Lazaridis T, Karplus M
Department of Chemistry and Chemical Biology, Harvard University, 12 Oxford St, Cambridge, MA, 02138, USA.
J Mol Biol. 1999 May 7;288(3):477-87. doi: 10.1006/jmbi.1999.2685.
An essential requirement for theoretical protein structure prediction is an energy function that can discriminate the native from non-native protein conformations. To date most of the energy functions used for this purpose have been extracted from a statistical analysis of the protein structure database, without explicit reference to the physical interactions responsible for protein stability. The use of the statistical functions has been supported by the widespread belief that they are superior for such discrimination to physics-based energy functions. An effective energy function which combined the CHARMM vacuum potential with a Gaussian model for the solvation free energy is tested for its ability to discriminate the native structure of a protein from misfolded conformations; the results are compared with those obtained with the vacuum CHARMM potential. The test is performed on several sets of misfolded structures prepared by others, including sets of about 650 good decoys for six proteins, as well as on misfolded structures of chymotrypsin inhibitor 2. The vacuum CHARMM potential is successful in most cases when energy minimized conformations are considered, but fails when applied to structures relaxed by molecular dynamics. With the effective energy function the native state is always more stable than grossly misfolded conformations both in energy minimized and molecular dynamics-relaxed structures. The present results suggest that molecular mechanics (physics-based) energy functions, complemented by a simple model for the solvation free energy, should be tested for use in the inverse folding problem, and supports their use in studies of the effective energy surface of proteins in solution. Moreover, the study suggests that the belief in the superiority of statistical functions for these purposes may be ill founded.

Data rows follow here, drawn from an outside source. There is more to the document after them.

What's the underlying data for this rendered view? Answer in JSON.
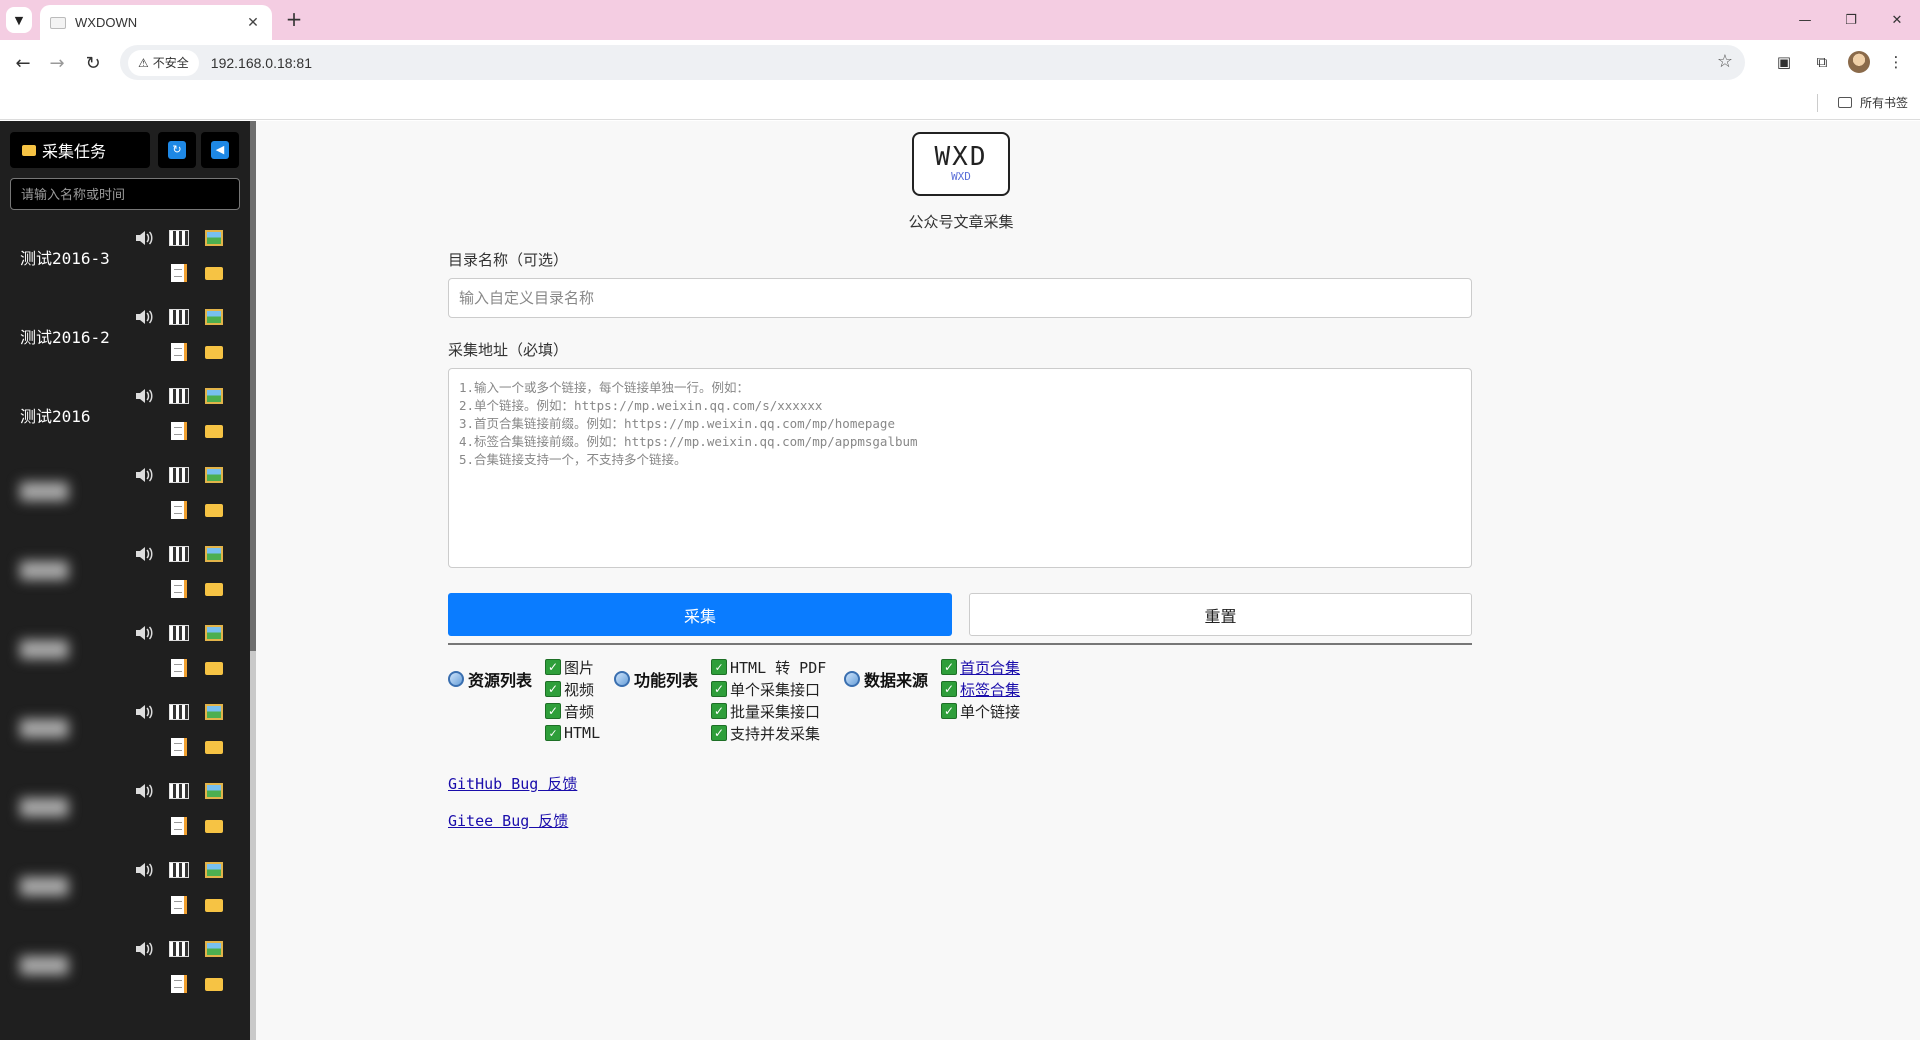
{
  "browser": {
    "tab_title": "WXDOWN",
    "insecure_label": "不安全",
    "url": "192.168.0.18:81",
    "bookmarks_all": "所有书签"
  },
  "sidebar": {
    "title": "采集任务",
    "search_placeholder": "请输入名称或时间",
    "tasks": [
      {
        "name": "测试2016-3"
      },
      {
        "name": "测试2016-2"
      },
      {
        "name": "测试2016"
      }
    ]
  },
  "main": {
    "logo_text": "WXD",
    "logo_subtext": "WXD",
    "app_title": "公众号文章采集",
    "dir_label": "目录名称（可选）",
    "dir_placeholder": "输入自定义目录名称",
    "url_label": "采集地址（必填）",
    "url_placeholder_lines": [
      "1.输入一个或多个链接，每个链接单独一行。例如：",
      "2.单个链接。例如：https://mp.weixin.qq.com/s/xxxxxx",
      "3.首页合集链接前缀。例如：https://mp.weixin.qq.com/mp/homepage",
      "4.标签合集链接前缀。例如：https://mp.weixin.qq.com/mp/appmsgalbum",
      "5.合集链接支持一个，不支持多个链接。"
    ],
    "collect_button": "采集",
    "reset_button": "重置",
    "groups": {
      "resources": {
        "title": "资源列表",
        "items": [
          "图片",
          "视频",
          "音频",
          "HTML"
        ]
      },
      "features": {
        "title": "功能列表",
        "items": [
          "HTML 转 PDF",
          "单个采集接口",
          "批量采集接口",
          "支持并发采集"
        ]
      },
      "sources": {
        "title": "数据来源",
        "items": [
          "首页合集",
          "标签合集",
          "单个链接"
        ]
      }
    },
    "links": {
      "github": "GitHub Bug 反馈",
      "gitee": "Gitee Bug 反馈"
    }
  }
}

理论蛋白质结构预测的一个基本要求是要有一个能区分天然蛋白质构象和非天然蛋白质构象的能量函数。迄今为止,用于此目的的大多数能量函数都是从蛋白质结构数据库的统计分析中提取的,没有明确提及导致蛋白质稳定性的物理相互作用。统计函数的使用得到了广泛认可,人们普遍认为它们在这种区分方面比基于物理的能量函数更优越。测试了一种将CHARMM真空势与溶剂化自由能的高斯模型相结合的有效能量函数区分蛋白质天然结构与错误折叠构象的能力;并将结果与使用真空CHARMM势得到的结果进行了比较。测试是在其他人制备的几组错误折叠结构上进行的,包括针对六种蛋白质的约650个良好诱饵集,以及胰凝乳蛋白酶抑制剂2的错误折叠结构。当考虑能量最小化构象时,真空CHARMM势在大多数情况下是成功的,但应用于通过分子动力学松弛的结构时则失败。使用有效能量函数时,在能量最小化结构和分子动力学松弛结构中,天然状态总是比严重错误折叠的构象更稳定。目前的结果表明,分子力学(基于物理的)能量函数,辅以简单的溶剂化自由能模型,应该在逆折叠问题中进行测试,并支持它们用于研究溶液中蛋白质的有效能量表面。此外,该研究表明,认为统计函数在此类目的上具有优越性的观点可能没有根据。